Over the years Douglas has encouraged anglers to bring in overall length measurements, photos and other information about the released fish, such as the number of spots on a redfish, which are then incorporated into the mount.

On July 1, 2022, after 30 years, Douglas sold King Sailfish Mounts.

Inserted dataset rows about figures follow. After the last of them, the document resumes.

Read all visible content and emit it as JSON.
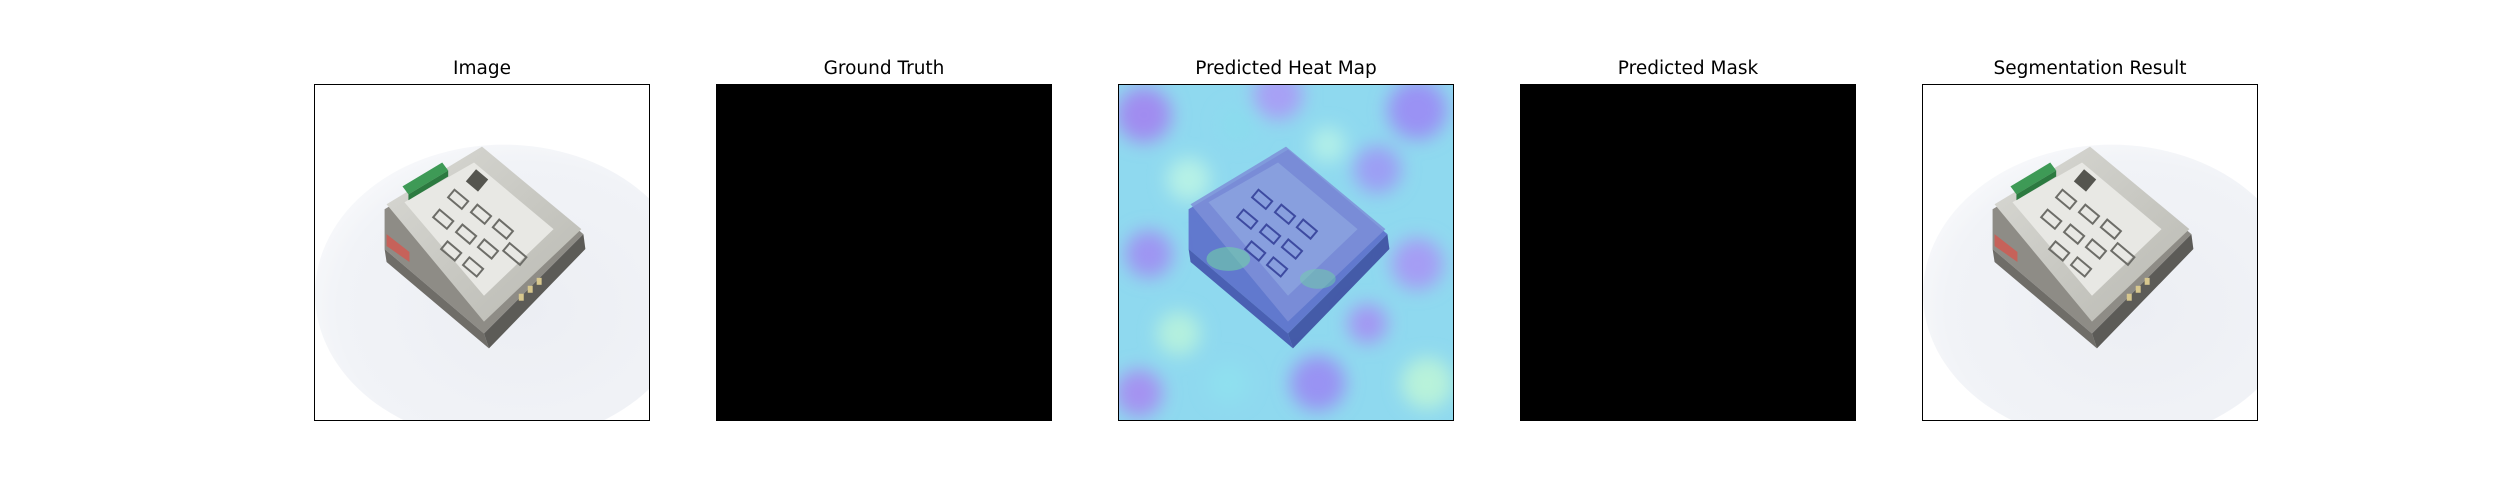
{
  "figure": {
    "panels": [
      {
        "title": "Image"
      },
      {
        "title": "Ground Truth"
      },
      {
        "title": "Predicted Heat Map"
      },
      {
        "title": "Predicted Mask"
      },
      {
        "title": "Segmentation Result"
      }
    ]
  }
}
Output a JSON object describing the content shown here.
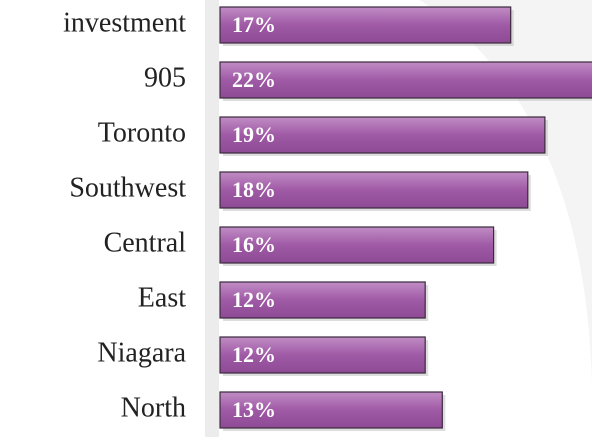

Dr. Ellen Peel, president of The Billfish Foundation, had confirmed that "KSM revolutionized the fish taxidermy industry into a conservation platform.

== Notable mounts ==
Though his company has produced replicas of numerous varieties of fish, sailfish remain the top selling mount. Douglas' portfolio of mounts includes a replica of a 13-pound bonefish landed by Andy Mill, Jim Holland, Jr.'s 202.5-pound tarpon (certified as the first tarpon over 200 pounds caught on fly), a replica of Alfred C. Glassell Jr.'s 1,560-pound black marlin, a replica of Louis Marron's 1,182-pound world record broadbill swordfish and a replica of a five-foot coelacanth.

== Awards ==
- 2023: The Billfish Foundation's "Winthrop P. Rockefeller Lifetime Achievement" Award.
- 2014: International Game Fish Association's "Conservation" Award.
- 2008: Coastal Conservation Association of Florida, Palm Beach Chapter's "Conservationist of the Year" Award.